I have been 60 years in the making, though not in the living. It is only the last 15 of those years where I discovered what life is supposed to be about and start to experience life as fully as possible.
Some of us are born happy and consequently evolve less because the impetus is not there to change who we are, where we are, what we believe about the world and about ourselves. I am fortunate to be one of those lucky people who are not happy with their life.
This gives me an advantage, because the deep connection I have with spirit gives me a compulsion and craving to find myself, the real me, in the noise given off by other people who all want something different to me. The drive to transform has increased and prospered over the last decade or so, and this has led me to discover things about myself that I could not have found in any other way.

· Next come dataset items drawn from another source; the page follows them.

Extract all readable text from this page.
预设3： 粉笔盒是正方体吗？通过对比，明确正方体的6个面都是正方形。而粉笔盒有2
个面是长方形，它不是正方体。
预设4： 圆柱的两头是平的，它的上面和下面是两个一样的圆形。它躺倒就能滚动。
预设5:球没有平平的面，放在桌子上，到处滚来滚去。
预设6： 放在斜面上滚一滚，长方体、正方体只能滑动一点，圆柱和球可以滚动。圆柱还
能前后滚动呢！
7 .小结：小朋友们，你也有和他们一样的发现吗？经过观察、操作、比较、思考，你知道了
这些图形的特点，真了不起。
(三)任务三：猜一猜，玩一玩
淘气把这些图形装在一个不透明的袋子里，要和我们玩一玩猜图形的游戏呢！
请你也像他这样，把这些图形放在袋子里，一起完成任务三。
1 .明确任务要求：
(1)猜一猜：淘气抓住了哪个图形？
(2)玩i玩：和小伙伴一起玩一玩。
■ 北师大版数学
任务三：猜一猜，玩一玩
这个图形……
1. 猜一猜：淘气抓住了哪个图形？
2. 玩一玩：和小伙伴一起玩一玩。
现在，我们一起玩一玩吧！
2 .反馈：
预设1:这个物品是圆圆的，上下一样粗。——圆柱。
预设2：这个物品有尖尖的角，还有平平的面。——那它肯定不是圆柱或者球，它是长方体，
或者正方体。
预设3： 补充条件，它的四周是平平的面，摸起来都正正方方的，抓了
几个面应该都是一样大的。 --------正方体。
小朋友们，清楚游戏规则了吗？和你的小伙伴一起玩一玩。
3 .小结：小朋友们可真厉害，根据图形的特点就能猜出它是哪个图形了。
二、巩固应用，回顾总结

Self-awareness is the secret, but this it seems, can only come through a struggle which asks us to shed our self-manufactured crust cemented around us over long periods of anger, grief and distress, and that ubiquitous search for parental approval; always a difficult task.
We are all in this life, this mortal coil, for one thing. And this is to discover who and what we are and to recreate this in every moment we have. The past tempts us into making the same mistakes again. The present confuses us, paralysing us into procrastination. And the future frightens us into thinking that the events of our past will forever repeat.
Most of my life was about controlling others. Sometimes I did this so heavily that I am surprised they stayed with me for the years they did. It was all because I didn’t want to look within at those situations and events I had experienced and had gone to so much trouble to hide away in the deep crevices of my mind. The anger and rage I felt was treacherous when those events were prompted to rise to the surface. I didn’t know how to deal with anger and rage as I had never been shown how to express it effectively. Anger was something our family didn’t do.
Being willing to look at my demons saved me from a hell on earth. Being willing to study intently the void at the centre of my soul helped me to discover who I am. The consequence is that people now see the real me rather than the mask I manufactured and carried around for decades.
My aspiration for the coming years of the 21st Century and beyond is that everyone discovers ways to help the people they meet to become the best they can be. To be fulfilled as a human being is a vital step towards a society that cares much more about helping each other and much less about the acquisition of personal wealth.